Soon we were sailing out of Boston Harbor and saying goodbye to the Boston skyline. Go down to the first deck to grab a snack, sandwich, or even a drink to enjoy on the open water.
TSG Tip: Might be the cheapest place in Boston to get a beer as a bottle of Harpoon was only $5.
The sail out to Stellwagen Bank Marine Sanctuary, where whales congregate every summer to socialize and feed. The trip each way is about 90 minutes and even in the hot summer months it can get chilly.
TSG Tip: Wear lots of sunscreen and bring sunglasses and a hoodie or jacket as it does get windy and cold. I brought a hoodie, which I never put on and sunscreen slipped my mind. I now have a bright red Rudolph kind of nose.
The best part of the whale watch was having New England Aquarium‘s head naturalist, Laura, share all kinds of great information about the whales with us. She told us to keep our eyes open for indications that the whales might be nearby. The first thing to look for would be surface blow, which is how the whale breathes, and sure enough, the captain had positioned our vessel to a spot where we saw activity almost immediately. Of course, I didn’t have my phone handy when one of the whales went directly under our boat and came up right by us on our side.
Let me just add that I’m not a marine biologist so I do hope I’m doing the humpback whales justice trying to explain this to the best of my ability. While looking for whales, and in this case we were looking for humpback whales, there are specific things to watch out for while looking for activity. We first saw blow, but as you can see here, we also were able to see a peduncle arch, which is what the whale does before making a deep descent.
The tail of the whale is called a fluke and you can see both fluke down and fluke up dives. Both of these would indicate that the whale was making a shallow dive although fluke up would be an even more shallow dive than a fluke down.
This was early on into our arrival to see the whales and although in the distance, you can see a fluke up dive from one of our humpback whale friends.
We were so fortunate to not only have one whale in the area, but two pairs of two whales including Komodo, Lutris, Draco, and Warrior, the only female in the group.Did you know that humpback whales have black and white markings on the underside of their fluke and no two have the same markings? Click To Tweet
TSG Tip: Did you know that humpback whales have black and white markings on the underside of their fluke and no two have the same markings? Think of it like a fingerprint, but this is how they are able to determine what whales are out when they spot them in the water.
This was the last shot of the day as we witnessed the final entry of one of the whales into the water.
Then it was a nice 90 minute ride back to Boston going a smooth 35 knots (37.5 mph).

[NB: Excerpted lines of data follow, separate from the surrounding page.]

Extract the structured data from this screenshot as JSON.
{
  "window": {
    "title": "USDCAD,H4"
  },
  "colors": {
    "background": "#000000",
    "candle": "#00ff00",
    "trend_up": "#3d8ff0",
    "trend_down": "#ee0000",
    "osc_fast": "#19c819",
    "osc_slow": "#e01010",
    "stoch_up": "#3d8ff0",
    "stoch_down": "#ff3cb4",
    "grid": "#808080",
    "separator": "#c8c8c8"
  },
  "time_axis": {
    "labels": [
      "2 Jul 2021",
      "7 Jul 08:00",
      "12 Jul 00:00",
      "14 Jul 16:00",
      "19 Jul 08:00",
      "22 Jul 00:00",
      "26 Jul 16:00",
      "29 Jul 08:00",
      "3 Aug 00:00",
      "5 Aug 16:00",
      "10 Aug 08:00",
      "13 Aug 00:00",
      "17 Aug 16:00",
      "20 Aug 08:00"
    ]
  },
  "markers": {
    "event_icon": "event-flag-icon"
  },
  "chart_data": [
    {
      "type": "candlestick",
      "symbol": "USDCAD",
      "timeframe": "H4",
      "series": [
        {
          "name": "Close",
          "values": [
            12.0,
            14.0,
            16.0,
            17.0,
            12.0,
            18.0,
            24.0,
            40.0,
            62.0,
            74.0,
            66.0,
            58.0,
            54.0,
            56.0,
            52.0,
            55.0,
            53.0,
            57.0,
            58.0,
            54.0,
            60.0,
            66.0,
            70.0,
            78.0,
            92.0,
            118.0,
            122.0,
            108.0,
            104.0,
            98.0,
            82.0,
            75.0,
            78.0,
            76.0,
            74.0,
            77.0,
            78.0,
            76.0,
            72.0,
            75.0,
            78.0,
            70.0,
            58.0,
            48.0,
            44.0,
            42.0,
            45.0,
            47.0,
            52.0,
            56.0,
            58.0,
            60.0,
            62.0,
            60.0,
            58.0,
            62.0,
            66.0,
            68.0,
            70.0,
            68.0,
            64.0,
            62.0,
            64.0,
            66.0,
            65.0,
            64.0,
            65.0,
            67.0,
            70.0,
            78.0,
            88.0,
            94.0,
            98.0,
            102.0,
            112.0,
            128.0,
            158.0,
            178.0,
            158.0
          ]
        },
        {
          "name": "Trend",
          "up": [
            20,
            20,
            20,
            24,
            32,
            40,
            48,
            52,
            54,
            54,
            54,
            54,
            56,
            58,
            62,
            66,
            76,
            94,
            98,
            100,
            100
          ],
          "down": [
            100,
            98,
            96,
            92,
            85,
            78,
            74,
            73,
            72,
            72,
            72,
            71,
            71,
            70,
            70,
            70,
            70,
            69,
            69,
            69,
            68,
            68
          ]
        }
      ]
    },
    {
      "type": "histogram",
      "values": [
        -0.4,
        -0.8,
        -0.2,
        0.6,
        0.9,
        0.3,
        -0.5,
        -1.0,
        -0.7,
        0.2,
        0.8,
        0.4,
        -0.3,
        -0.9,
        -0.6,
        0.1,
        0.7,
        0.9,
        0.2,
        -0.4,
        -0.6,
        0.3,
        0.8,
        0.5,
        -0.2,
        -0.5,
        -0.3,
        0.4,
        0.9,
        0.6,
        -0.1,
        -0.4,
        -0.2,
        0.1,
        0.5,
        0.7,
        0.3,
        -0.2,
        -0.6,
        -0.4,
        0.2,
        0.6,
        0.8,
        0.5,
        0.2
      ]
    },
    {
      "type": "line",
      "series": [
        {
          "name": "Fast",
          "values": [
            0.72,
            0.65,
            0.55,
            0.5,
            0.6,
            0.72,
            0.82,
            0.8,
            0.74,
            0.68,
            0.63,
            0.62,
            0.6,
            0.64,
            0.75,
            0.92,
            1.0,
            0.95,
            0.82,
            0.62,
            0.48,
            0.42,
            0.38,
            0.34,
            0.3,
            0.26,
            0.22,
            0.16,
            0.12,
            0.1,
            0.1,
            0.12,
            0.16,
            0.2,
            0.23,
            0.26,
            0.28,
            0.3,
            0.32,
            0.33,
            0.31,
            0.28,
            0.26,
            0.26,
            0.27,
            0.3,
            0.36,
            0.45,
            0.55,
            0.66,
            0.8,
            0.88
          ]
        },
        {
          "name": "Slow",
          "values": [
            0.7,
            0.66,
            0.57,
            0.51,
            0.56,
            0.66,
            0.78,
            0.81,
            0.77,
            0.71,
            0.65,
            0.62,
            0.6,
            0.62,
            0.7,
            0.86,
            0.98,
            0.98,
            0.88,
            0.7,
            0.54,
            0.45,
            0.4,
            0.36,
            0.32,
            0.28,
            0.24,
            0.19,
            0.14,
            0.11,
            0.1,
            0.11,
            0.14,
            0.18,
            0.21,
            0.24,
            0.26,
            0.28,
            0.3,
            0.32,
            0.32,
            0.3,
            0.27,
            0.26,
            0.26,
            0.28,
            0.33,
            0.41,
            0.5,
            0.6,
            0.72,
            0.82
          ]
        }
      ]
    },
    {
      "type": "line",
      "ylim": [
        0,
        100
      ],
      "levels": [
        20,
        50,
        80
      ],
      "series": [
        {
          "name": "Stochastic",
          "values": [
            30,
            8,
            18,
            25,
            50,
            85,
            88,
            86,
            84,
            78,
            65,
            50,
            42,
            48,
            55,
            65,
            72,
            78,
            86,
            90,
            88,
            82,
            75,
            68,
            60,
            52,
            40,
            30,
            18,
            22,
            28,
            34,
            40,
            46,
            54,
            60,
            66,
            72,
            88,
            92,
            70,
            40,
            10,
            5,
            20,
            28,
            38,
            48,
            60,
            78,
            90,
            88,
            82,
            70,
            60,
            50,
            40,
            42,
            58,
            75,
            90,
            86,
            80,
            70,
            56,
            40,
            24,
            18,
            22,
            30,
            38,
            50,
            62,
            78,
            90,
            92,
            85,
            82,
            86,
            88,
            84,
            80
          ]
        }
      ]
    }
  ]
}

Soon we were off and back on dry land and what else was there to do but grab a quick drink before pounding the pavement once again.
First stop was the Reef, part of the New England Aquarium. Look for the tent alongside the wharf and step inside. Pick a table, pay for your drinks and food at the bar, and then they’ll give you a number to have the food items delivered.

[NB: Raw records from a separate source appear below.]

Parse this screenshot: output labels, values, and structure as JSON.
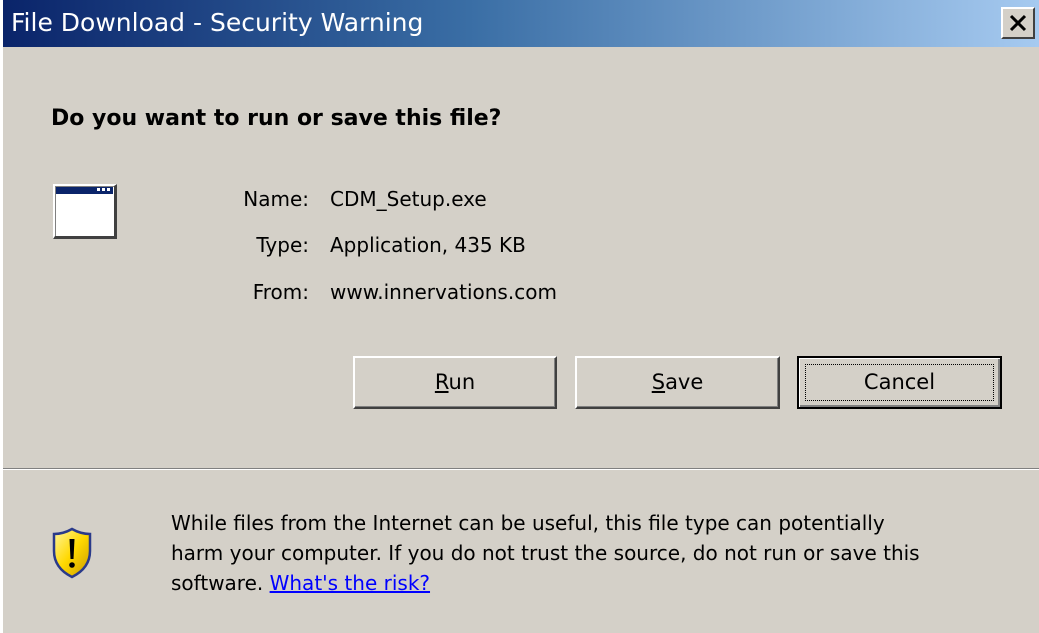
{
  "window": {
    "title": "File Download - Security Warning",
    "close_label": "X"
  },
  "prompt": {
    "question": "Do you want to run or save this file?"
  },
  "file_info": {
    "name_label": "Name:",
    "name_value": "CDM_Setup.exe",
    "type_label": "Type:",
    "type_value": "Application, 435 KB",
    "from_label": "From:",
    "from_value": "www.innervations.com"
  },
  "buttons": {
    "run": {
      "accel": "R",
      "rest": "un"
    },
    "save": {
      "accel": "S",
      "rest": "ave"
    },
    "cancel": {
      "label": "Cancel"
    }
  },
  "warning": {
    "line1": "While files from the Internet can be useful, this file type can potentially",
    "line2": "harm your computer. If you do not trust the source, do not run or save this",
    "line3_prefix": "software. ",
    "risk_link": "What's the risk?"
  },
  "icons": {
    "app": "application-window-icon",
    "shield": "security-shield-warning-icon"
  },
  "colors": {
    "dialog_bg": "#d4d0c8",
    "title_start": "#0a246a",
    "title_end": "#a6caf0",
    "link": "#0000ff",
    "shield_yellow": "#ffd800"
  }
}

TSG Tip: This isn’t a regular bar so don’t order something off the menu as you will bring the two bartenders to a grinding halt. They take care of food and drink orders and I wanted to slap the guy who ordered a Bloody Mary at 4 pm for his girlfriend. Seriously? It’s beer and cocktails off their menu so they can make them super fast. Got it?
My drink of choice was the Watermelon Lime Rickey, which contained Smirnoff vodka, fresh squeezed lime, and was shaken with chunks of fresh watermelon. While it could’ve used loads more lime, it was super refreshing and I might have to steal this recipe for myself.
The next time you think there’s nothing to do at home, think hard and be creative. I honestly never thought of doing a whale watch before, but I’m so glad I did and it was a great way to spend a late summer Saturday afternoon.